Good reporters strive to be provocative while creating work that offers widely varied and often contrarian opinions. But they will also make at least a minimal effort to ensure the people expressing those opinions are somewhat qualified to assess the issue. While Spira may be a great guy—maybe even fun to go have a few beers with—his comment clearly indicates he is out to lunch on this issue.
Permission-based commercial e-mail is good for consumers and good for business. As a result, marketers getting “in bed” with companies fighting spam should be a welcome development.
Ironically, E-commerce Times provides an alert service that allows readers to plug in keywords that will trigger, you guessed it, an e-mail to their inboxes whenever a story containing the specified keywords is published.
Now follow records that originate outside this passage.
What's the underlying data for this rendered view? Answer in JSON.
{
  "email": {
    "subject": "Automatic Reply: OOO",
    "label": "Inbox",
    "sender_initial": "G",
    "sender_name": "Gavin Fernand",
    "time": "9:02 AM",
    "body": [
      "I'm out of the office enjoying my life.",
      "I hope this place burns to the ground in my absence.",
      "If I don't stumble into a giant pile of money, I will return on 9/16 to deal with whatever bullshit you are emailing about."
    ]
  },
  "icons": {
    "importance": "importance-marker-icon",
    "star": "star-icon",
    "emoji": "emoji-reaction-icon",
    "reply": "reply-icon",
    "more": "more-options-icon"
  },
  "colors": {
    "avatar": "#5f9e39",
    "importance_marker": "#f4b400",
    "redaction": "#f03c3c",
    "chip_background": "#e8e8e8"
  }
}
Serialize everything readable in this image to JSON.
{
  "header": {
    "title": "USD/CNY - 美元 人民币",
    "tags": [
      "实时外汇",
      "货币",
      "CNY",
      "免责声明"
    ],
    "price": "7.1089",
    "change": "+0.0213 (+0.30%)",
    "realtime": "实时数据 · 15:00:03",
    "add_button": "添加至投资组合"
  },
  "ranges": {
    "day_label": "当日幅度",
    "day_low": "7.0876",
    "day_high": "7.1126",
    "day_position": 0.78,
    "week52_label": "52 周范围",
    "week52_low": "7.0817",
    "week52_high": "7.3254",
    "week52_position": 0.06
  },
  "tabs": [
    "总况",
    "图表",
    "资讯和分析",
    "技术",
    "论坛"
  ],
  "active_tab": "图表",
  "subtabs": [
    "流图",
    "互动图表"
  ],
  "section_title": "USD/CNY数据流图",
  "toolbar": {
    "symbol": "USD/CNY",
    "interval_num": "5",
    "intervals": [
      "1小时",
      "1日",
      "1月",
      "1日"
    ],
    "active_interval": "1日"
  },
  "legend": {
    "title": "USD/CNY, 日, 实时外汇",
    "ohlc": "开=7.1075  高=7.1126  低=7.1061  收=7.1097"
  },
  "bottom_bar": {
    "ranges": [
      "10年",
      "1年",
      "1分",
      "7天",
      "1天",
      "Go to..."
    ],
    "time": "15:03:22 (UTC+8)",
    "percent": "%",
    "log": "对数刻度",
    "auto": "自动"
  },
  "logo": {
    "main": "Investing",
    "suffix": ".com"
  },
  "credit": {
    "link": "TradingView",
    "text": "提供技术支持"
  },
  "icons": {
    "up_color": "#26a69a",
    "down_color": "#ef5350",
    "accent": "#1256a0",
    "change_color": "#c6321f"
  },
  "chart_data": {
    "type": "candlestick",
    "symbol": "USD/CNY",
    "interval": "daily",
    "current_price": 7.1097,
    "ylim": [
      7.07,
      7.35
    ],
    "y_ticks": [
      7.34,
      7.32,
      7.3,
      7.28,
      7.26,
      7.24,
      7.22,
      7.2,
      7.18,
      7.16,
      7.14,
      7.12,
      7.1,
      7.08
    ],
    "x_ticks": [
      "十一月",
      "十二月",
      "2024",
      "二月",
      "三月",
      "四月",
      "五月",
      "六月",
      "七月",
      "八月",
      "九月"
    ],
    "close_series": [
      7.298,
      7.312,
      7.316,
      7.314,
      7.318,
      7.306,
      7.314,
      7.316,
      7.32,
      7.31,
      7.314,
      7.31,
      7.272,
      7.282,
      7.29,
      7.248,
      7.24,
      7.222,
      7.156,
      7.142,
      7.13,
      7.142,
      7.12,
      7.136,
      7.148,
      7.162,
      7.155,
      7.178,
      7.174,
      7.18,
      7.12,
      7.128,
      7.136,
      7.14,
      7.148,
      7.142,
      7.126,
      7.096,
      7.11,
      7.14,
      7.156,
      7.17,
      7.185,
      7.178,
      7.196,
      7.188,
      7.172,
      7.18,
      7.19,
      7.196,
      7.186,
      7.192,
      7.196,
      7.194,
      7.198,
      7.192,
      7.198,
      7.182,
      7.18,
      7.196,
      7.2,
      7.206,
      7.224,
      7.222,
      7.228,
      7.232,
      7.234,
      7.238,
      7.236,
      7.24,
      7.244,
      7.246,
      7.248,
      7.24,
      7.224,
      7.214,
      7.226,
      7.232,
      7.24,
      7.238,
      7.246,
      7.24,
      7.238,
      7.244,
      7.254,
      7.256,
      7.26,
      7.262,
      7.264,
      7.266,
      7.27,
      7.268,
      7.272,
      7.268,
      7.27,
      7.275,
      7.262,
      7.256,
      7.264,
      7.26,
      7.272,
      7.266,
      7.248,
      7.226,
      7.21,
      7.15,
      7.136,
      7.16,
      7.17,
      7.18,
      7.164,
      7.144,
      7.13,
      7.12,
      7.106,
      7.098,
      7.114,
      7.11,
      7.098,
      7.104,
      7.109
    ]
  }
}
These e-mail alerts include a headline, the first few sentences of the article, and a link to the page carrying the full article along with, of course, advertising.
Call me crazy, but this just might qualtify E-commerce Times as an e-mail marketer. Does that mean its publisher a spammer, too? Maybe we should call content, knowledge and collaboration expert Spira and find out.
Or maybe not.
E-commerce Times’s editorial staff should take a stroll over to the office of whomever is in charge of their publication’s circulation and marketing and ask for a primer on how the company’s bills—including their salaries—get paid.